Mixing in Zero and Solar Metallicity Supernovae

TL;DR

This study uses 2D simulations to explore how metallicity and star type influence mixing and fallback in supernovae, revealing differences in nucleosynthesis and suggesting the importance of explosion asymmetries.

Contribution

It provides new insights into how metallicity and stellar structure affect supernova mixing, fallback, and nucleosynthesis, highlighting the need to consider asymmetries.

Findings

Zero metallicity stars show less mixing and more fallback than solar metallicity stars.

Ejected iron and intermediate elements are insufficient to match observed abundance patterns.

Heavy element velocities are lower than observed in SN 1987A, indicating asymmetric explosion effects.

Abstract

Two-dimensional simulations of mixing and fall back in non-rotating massive stars have been carried out using realistic initial models for the presupernova star and assuming standard spherically symmetric explosions of 1.2*10^51ergs. Stars of 15 and 25 solar masses with both primordial and solar composition were modeled. The zero metallicity supernova progenitors were compact blue stars and the amount of Rayleigh-Taylor induced mixing in them was greatly reduced compared with what was seen in the red supergiants with solar metallicity. The compact zero-metal stars also experienced more fallback than their solar metallicity counterparts. As a result, the ejected nucleosynthesis from the two populations was very different.
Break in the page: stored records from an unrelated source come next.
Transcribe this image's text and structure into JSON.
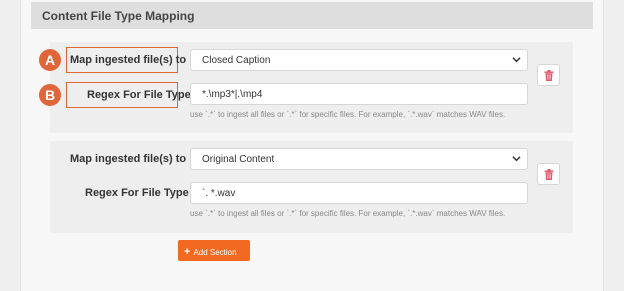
{
  "section": {
    "title": "Content File Type Mapping"
  },
  "mappings": [
    {
      "callout_map": "A",
      "callout_regex": "B",
      "map_label": "Map ingested file(s) to",
      "map_value": "Closed Caption",
      "regex_label": "Regex For File Type",
      "regex_value": "*.\\mp3*|.\\mp4",
      "help_text": "use `.*` to ingest all files or `.*` for specific files. For example, `.*.wav` matches WAV files."
    },
    {
      "map_label": "Map ingested file(s) to",
      "map_value": "Original Content",
      "regex_label": "Regex For File Type",
      "regex_value": "`. *.wav",
      "help_text": "use `.*` to ingest all files or `.*` for specific files. For example, `.*.wav` matches WAV files."
    }
  ],
  "add_section": {
    "label": "Add Section",
    "icon": "plus-icon"
  },
  "icons": {
    "select": "chevron-down-icon",
    "delete": "trash-icon"
  },
  "colors": {
    "accent": "#f26a21",
    "callout": "#e0663a",
    "trash": "#e0566a"
  }
}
For the simple explosion model assumed, low metallicity stars ejected ejected too little iron and intermediate mass elements even to explain the abundance patterns in the most iron-poor stars found to date, suggesting that some important ingredient is missing. Rotation is likely to alter these conclusions by producing a greater fraction of red supergiants among Population III stars. The velocities of the heavy elements in all models considered - both red and blue supergiants - were less than observed in SN 1987A, suggesting that at least occasionally, asymmetric aspects of the explosion mechanism and fallback play a major role in mixing.